Just curious, but how often do they perform testing on primate models? I know it used to be more common, but realistically, they are our closest evolutionary relative. It seems that they would almost be a target for testing after simple models such as rodents.
ReplyDeleteA couple of comments: the first one is about using animal models to study disease, and the second comment is about using primate models.
ReplyDelete1. WillM295, in answer to your question, I say that yes, not having an exact model of the disease makes switching to human trials more difficult.
a. As you alluded to in your post, we can sometimes come close to representing one aspect of the disease in animal models—in the case you described above, the symptoms of Parkinson’s can be more accurately represented with this new model—but any non-human disease model will never fully tell us what will happen in humans. Consider the major block in developing and testing therapies for AIDS and HIV, which are very specifically human diseases/infections that have no directly translatable animal model (SIV in chimpanzees comes close, but it still isn’t HIV).
b. Another point to consider when pondering extension of animal research to humans is that it is nearly impossible to explore all side effects in all species. As a case in point, thalidomide was a sedative given to pregnant women in the late 1950s and early 60s to treat morning sickness. When their babies were born with multiple birth defects, it came to light that using thalidomide in the first trimester caused the malformations. Interestingly, thalidomide was tested extensively in mice and rats before being approved for human consumption. Side effects weren't seen in these rodents, however, had the researchers used chicks or even zebrafish as their animal model, thalidomide’s teratogenic activity would have been discovered. These animals develop limbs using pathways similar to humans and so thalidomide interferes with development via similar mechanisms.
c. As a final note, I’d mention that fortunately, for some diseases, we can make transgenic mice that bear the exact gene(s) we are studying in humans. In this way, we can get closer to studying a more perfect semblance of the disease. However, even with these transgenic models, it’s important to bear in mind that animal studies are useful for GUIDING research, and the predictions we can make based on animal models are just that: predictions. They are not the end all, be all for human therapies.

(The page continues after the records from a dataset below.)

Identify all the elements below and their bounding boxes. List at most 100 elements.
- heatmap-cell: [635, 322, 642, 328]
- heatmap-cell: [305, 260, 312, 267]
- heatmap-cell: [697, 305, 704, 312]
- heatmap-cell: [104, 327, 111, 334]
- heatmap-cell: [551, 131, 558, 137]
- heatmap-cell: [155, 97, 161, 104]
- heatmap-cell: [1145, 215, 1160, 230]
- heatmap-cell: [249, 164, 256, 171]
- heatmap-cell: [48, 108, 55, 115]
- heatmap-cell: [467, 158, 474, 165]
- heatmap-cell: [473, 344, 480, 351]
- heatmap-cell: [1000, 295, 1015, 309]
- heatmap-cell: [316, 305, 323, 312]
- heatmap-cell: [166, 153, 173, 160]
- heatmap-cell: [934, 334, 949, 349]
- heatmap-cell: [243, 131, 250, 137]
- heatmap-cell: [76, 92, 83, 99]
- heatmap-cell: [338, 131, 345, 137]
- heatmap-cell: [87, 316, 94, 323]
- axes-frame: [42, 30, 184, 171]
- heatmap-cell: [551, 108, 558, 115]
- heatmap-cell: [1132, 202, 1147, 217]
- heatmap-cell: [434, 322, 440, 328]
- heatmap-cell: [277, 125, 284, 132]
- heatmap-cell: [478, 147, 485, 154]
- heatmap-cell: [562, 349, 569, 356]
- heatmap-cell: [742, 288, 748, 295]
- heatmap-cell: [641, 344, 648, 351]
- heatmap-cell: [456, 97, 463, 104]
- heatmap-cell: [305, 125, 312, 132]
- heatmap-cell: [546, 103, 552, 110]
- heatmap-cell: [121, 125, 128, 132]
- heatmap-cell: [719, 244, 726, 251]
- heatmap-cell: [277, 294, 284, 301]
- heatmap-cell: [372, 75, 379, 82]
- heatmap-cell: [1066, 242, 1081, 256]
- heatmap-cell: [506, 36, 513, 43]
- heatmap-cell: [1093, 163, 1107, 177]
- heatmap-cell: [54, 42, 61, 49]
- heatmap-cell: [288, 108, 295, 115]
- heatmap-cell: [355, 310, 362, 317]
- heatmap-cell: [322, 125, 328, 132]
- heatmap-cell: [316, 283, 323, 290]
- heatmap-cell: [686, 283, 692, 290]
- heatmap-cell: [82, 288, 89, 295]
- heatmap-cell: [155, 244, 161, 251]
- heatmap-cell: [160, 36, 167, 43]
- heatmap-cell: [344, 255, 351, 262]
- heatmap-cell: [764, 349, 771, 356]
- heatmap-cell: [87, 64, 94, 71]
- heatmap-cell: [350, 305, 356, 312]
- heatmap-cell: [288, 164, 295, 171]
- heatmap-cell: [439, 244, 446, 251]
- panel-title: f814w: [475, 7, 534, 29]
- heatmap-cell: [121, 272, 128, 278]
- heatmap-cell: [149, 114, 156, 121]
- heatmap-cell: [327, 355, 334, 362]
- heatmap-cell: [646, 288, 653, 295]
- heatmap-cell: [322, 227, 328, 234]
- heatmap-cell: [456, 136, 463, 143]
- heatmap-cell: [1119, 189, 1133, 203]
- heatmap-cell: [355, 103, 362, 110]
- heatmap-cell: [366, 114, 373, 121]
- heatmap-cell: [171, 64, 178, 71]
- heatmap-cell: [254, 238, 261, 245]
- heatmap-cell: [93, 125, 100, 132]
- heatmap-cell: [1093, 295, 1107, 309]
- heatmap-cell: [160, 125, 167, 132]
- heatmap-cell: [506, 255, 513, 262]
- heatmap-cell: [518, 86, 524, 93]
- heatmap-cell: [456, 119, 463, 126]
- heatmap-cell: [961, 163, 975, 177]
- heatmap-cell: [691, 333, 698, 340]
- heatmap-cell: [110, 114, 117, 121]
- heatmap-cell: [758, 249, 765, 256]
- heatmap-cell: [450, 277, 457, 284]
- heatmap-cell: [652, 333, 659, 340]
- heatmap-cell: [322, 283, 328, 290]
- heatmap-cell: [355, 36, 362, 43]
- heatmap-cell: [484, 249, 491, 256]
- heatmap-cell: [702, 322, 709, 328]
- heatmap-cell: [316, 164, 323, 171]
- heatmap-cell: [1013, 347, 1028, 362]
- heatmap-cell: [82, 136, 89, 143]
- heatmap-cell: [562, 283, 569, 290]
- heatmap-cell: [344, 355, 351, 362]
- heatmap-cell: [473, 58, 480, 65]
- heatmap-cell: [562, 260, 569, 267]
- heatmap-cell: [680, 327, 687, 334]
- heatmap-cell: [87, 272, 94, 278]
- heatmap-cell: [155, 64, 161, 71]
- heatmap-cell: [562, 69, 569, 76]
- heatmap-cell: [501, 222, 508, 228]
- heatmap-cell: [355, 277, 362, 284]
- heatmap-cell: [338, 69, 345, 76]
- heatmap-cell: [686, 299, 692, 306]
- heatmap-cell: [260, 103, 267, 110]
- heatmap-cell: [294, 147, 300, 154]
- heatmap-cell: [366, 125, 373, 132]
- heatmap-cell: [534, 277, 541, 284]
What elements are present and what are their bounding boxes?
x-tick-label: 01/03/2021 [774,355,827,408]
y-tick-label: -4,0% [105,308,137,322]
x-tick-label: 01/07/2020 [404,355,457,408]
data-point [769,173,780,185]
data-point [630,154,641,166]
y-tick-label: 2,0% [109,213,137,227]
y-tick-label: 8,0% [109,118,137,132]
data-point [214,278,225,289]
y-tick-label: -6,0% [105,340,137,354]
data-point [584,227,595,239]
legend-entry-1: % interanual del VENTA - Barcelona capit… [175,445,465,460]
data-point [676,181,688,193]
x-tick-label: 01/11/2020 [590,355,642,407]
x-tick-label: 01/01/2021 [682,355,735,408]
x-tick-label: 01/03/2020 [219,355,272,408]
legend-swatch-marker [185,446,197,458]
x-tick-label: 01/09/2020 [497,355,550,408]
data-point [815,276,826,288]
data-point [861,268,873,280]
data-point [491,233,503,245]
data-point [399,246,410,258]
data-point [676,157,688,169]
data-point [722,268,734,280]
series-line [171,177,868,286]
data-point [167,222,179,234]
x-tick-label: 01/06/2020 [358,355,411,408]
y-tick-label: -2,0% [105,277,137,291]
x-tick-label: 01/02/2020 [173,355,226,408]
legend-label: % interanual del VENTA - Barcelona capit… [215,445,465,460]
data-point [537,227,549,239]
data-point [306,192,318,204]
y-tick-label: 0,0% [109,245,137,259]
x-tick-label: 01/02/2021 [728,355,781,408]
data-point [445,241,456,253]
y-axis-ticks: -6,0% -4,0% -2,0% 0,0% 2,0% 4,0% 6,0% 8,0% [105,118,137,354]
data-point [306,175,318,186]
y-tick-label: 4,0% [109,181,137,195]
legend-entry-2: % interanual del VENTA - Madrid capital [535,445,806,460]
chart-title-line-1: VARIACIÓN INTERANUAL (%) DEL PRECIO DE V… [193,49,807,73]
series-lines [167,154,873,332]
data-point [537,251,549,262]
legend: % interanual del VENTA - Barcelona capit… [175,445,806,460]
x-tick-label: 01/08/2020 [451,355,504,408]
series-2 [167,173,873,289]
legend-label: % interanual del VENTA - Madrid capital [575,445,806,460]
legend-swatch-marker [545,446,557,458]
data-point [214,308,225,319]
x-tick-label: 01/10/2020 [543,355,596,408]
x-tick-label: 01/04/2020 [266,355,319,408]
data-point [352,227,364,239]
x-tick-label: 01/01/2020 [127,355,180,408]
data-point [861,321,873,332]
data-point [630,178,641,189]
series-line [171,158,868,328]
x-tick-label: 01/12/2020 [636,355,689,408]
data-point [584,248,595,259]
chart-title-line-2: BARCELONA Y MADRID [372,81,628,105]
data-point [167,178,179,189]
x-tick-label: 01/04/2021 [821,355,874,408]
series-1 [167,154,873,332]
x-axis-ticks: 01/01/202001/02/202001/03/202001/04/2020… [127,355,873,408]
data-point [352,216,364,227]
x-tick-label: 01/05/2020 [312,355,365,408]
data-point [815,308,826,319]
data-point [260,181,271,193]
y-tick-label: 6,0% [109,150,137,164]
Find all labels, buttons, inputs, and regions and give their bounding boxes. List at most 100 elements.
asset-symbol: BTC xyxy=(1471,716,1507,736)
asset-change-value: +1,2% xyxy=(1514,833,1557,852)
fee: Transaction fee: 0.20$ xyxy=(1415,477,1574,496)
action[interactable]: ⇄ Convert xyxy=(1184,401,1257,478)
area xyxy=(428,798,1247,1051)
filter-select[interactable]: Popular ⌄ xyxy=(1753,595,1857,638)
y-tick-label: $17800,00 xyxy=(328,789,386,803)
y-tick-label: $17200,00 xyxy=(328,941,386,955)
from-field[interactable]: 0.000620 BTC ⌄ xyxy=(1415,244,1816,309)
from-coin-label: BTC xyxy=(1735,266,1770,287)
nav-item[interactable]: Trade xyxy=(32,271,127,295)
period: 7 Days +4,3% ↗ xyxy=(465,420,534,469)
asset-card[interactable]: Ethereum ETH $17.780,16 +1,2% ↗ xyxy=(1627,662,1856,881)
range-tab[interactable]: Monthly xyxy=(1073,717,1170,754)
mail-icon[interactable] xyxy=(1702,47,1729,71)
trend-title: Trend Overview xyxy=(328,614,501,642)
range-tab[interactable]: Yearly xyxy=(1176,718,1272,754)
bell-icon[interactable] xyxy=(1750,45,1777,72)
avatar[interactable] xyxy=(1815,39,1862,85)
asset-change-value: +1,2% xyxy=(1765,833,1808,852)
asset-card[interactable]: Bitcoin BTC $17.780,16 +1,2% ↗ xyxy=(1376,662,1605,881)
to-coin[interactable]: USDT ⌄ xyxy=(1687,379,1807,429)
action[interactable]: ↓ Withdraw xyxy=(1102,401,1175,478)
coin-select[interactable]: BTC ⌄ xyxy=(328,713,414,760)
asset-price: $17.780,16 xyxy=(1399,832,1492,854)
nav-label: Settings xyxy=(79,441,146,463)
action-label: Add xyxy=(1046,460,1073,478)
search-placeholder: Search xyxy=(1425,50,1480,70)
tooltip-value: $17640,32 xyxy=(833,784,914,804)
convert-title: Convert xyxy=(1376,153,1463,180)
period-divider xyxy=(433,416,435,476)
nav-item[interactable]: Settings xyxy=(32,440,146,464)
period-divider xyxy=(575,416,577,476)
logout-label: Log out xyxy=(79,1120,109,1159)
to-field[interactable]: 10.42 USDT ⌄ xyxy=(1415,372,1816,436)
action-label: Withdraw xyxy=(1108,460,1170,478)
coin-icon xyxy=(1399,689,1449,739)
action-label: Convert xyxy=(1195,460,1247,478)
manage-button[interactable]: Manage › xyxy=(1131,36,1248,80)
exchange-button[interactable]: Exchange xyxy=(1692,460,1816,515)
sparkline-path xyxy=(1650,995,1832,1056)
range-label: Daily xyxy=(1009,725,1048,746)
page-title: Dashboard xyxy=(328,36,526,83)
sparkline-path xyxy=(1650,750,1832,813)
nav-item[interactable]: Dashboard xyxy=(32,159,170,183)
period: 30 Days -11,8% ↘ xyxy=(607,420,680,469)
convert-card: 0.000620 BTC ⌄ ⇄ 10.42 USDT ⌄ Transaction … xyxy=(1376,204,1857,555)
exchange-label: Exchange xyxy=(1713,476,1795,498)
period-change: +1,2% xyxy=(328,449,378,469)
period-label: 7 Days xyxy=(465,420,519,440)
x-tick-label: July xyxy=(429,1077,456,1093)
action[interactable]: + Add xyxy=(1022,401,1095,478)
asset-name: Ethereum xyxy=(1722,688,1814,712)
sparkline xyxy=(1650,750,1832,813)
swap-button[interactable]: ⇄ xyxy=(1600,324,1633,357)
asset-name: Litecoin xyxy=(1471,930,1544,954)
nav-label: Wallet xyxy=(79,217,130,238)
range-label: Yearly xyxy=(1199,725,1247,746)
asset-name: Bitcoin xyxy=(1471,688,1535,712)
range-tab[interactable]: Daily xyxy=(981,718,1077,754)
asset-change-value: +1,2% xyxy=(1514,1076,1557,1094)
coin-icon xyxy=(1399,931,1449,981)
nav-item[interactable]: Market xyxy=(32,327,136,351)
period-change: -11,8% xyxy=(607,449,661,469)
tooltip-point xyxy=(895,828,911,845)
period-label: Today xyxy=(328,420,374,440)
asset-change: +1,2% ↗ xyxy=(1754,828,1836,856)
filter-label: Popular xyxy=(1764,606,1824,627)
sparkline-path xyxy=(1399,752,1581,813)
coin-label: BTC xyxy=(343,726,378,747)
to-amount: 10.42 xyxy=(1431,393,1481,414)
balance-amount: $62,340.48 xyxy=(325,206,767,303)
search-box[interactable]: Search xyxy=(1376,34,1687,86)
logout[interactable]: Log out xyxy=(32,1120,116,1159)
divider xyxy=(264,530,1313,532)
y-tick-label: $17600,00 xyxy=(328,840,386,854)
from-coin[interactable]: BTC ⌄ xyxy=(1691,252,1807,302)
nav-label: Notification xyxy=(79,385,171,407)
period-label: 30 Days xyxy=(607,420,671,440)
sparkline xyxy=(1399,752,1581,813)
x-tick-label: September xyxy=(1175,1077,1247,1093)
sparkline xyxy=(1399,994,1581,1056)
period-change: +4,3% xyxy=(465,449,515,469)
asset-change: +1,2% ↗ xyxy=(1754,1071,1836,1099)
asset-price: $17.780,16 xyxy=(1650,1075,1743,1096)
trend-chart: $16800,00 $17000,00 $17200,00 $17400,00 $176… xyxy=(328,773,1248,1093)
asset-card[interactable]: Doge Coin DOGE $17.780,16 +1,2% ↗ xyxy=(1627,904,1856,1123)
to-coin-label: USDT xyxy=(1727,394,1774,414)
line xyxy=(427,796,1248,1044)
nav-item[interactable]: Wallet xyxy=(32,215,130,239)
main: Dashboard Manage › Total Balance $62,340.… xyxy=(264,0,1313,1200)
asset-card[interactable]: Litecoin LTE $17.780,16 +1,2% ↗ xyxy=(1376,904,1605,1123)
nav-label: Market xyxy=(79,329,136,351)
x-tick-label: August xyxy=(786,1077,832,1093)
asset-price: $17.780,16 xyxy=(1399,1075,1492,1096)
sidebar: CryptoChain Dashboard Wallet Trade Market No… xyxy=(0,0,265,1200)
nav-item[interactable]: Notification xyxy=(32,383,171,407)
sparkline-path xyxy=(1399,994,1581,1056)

I think that pairing animal studies with human clinical trials to slowly test new therapies in a few people before launching large-scale studies is the best approach we have so far.
2. Quickly, I’ll share what I know about primate models. I agree with you that primates are probably the best non-human model we could have (especially chimpanzees), and they do seem like a logical next step to testing diseases and interventions after some lesser evolutionarily-related species is tested. But primates are not commonly used in research because they are very expensive to obtain, costly to house and care for (sometimes over $15,000 EACH/year!...and you would need several primates in order to get statistical significance between groups), facilities that can support primates are limited, primate use is surrounded by ethical debates and strict regulations that many researchers just don’t want to mess with, and sometimes, using primates actually isn’t practical. As with all research projects, it’s important to consider the aims of the research and then determine which animal model best meets those aims. Primates develop slowly, have long life spans relative to mice and flies, and genetic manipulation isn’t ideal, so if your goal is to make a transgenic animal and study Parkinson’s disease, your first choice wouldn’t be primates because it would take years to make a transgenic primate and then many more years for the disease to even manifest itself.